Since 1996, repeal of the prevailing wage law has been part of the Republican Party platform, injected into it by the special interests which believe in “capitalism at all costs.” Just for the record, the prevailing wage in New Orleans is $9 an hour for a truck driver and $14 an hour for an electrician.

There are time when members of the Bush Administration, notably Karl Rove, are so cynically doctrinaire in their politics that it seems that no tragedy is too profound or any suffering too deep to prevent it from sending a Valentine to its political base. As Rove has said, his first law of politics is to keep the Bush political base happy at all costs. Time and time again, they have done just that. But in the midst of all the human misery on the Gulf Coast, this paean to the Right Wing and its opposition to minimum wage laws is appallingly obtuse.

Interestingly, the White House requires construction workers to take lower wages, but there are no constraints or conditions placed on contractors who will rake in the billions of federal funds spent on rebuilding the coast.

It’s worth remembering that George the First also suspended the same act after Hurricane Andrew, but it only lasted two weeks, since he was defeated by Bill Clinton, who ran for president on the grounds that “average Americans who play by the rules” were being punished by economic realities. After being sworn in, Clinton reversed Bush’s policies, the prevailing wage was paid, and somehow, the democracy survived.

At a time when the poor, especially African-Americans, feel isolated and marginalized by the economic policies of their own nation, feel that their families are being destroyed by federal social policies, and feel that special interests benefit from a permanent under class, the country deserved better than Bush delivered last week.

If the hurricane was not enough justification for a broader view by the White House, consider that last week statistics were released that showed that poverty in the U.S. is getting worse. The supply sider mantra that a rising tide lifts all boat is anything but true for the 37 million Americans living below the poverty line ($14,680 for a family of three). Meanwhile, the average income for Americans reduced…again.

Those who still argue that even more tax cuts are needed to stimulate the economy are clearly in the depths of denial. In the third year of the economic recovery, for the first time in 50 years, our country recorded an increase in the poverty rate.

Forty years ago, President Lyndon Johnson declared the war on poverty, and apparently, we lost.
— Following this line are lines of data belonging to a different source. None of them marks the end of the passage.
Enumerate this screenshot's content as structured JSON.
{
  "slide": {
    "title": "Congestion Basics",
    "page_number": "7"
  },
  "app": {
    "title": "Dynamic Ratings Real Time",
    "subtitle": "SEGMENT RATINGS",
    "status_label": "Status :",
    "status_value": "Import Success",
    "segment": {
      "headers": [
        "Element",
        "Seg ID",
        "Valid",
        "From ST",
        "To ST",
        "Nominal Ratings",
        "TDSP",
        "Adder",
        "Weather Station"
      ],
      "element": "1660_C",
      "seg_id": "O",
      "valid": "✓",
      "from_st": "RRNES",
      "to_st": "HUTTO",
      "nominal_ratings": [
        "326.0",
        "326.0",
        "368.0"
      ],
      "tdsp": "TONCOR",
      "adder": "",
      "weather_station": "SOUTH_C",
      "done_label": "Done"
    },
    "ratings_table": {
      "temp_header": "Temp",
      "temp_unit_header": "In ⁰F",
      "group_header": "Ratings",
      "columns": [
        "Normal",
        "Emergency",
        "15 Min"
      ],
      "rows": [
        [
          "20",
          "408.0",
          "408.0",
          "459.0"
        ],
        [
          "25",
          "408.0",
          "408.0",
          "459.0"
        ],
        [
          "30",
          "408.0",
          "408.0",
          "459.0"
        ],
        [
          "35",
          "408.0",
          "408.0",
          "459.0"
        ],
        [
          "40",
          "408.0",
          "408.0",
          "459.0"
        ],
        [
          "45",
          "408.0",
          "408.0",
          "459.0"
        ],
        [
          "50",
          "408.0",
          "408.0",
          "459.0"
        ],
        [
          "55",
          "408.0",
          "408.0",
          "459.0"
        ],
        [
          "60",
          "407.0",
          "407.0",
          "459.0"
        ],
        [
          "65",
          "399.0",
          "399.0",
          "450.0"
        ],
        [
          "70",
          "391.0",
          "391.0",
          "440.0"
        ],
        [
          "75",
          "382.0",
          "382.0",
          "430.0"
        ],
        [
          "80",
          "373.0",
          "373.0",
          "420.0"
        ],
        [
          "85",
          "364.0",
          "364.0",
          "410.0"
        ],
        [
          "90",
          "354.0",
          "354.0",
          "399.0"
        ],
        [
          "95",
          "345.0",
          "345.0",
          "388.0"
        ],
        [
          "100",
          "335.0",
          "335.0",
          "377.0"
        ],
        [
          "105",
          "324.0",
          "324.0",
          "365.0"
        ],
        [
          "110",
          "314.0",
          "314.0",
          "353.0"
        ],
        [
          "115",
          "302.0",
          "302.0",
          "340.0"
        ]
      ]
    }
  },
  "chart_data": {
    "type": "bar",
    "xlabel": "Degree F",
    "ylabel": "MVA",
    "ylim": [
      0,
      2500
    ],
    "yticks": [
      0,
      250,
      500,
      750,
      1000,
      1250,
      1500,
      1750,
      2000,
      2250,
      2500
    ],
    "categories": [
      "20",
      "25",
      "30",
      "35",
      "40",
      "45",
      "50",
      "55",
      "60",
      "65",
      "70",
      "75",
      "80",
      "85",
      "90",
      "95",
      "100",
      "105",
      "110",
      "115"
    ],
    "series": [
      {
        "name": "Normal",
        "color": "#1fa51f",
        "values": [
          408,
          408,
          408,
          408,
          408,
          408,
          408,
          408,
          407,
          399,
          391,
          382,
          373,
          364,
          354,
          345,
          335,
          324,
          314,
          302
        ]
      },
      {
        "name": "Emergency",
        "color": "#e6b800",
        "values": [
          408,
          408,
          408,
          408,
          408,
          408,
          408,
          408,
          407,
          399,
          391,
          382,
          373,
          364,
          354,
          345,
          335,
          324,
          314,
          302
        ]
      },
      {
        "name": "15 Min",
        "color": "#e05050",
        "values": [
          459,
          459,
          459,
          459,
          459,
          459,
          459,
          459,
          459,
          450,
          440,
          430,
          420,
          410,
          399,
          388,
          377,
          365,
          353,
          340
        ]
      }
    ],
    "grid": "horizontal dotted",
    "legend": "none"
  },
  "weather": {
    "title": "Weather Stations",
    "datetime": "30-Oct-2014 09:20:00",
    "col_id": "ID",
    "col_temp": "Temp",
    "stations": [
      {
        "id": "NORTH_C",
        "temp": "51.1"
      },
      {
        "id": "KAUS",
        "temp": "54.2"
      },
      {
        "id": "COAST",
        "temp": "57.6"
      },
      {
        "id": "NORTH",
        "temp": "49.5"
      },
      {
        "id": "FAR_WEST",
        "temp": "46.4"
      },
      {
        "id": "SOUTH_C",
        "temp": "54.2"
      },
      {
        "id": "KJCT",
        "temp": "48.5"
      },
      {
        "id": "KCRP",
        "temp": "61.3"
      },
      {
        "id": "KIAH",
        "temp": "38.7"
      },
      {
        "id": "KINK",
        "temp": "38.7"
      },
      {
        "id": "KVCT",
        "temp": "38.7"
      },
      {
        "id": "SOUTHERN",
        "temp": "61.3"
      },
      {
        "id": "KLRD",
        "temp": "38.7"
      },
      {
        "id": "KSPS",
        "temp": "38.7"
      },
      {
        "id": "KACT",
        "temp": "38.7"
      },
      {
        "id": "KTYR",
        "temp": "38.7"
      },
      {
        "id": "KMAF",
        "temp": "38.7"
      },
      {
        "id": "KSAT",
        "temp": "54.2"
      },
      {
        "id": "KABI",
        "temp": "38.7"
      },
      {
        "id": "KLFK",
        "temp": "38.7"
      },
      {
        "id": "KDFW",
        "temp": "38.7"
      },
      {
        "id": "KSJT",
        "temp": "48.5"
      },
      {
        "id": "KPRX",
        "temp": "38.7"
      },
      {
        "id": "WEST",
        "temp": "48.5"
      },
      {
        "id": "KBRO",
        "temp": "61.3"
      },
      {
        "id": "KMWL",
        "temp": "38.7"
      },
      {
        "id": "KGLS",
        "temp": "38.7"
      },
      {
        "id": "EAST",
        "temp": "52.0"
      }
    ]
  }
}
The poverty rate now is about the same as in 1968, although American has never been wealthier. In 1965, CEOs made 24 times as much as the average worker; that now stands at 185 times as much. The U.S. has the highest poverty rate if any developed country.

While no one was watching, poverty was removed as a national priority and put on the back burner, where it is now boiling over. The most positive thing that can happen as a result of Hurricane Katrina would be a renewed focus by the American people on addressing the entrenched poverty in our midst.

As Senator Barrack Obama said: “I hope we realize that the people of New Orleans weren’t just abandoned during the hurricane. They were abandoned long ago – to murder and mayhem in the streets, to substandard schools, to diplapidated housing, to inadequate health care, to a pervasive sense of hopelessness.”

In the past two weeks, the memories of the U.S. media have been jogged, and they have flashed signs of returning to the zeal that is the hallmark of an effective media. Perhaps, with their continued passion for covering substantive issues, the public emphasis on solving poverty will send an unmistakeable message to the White House that politics as usual is no longer an option.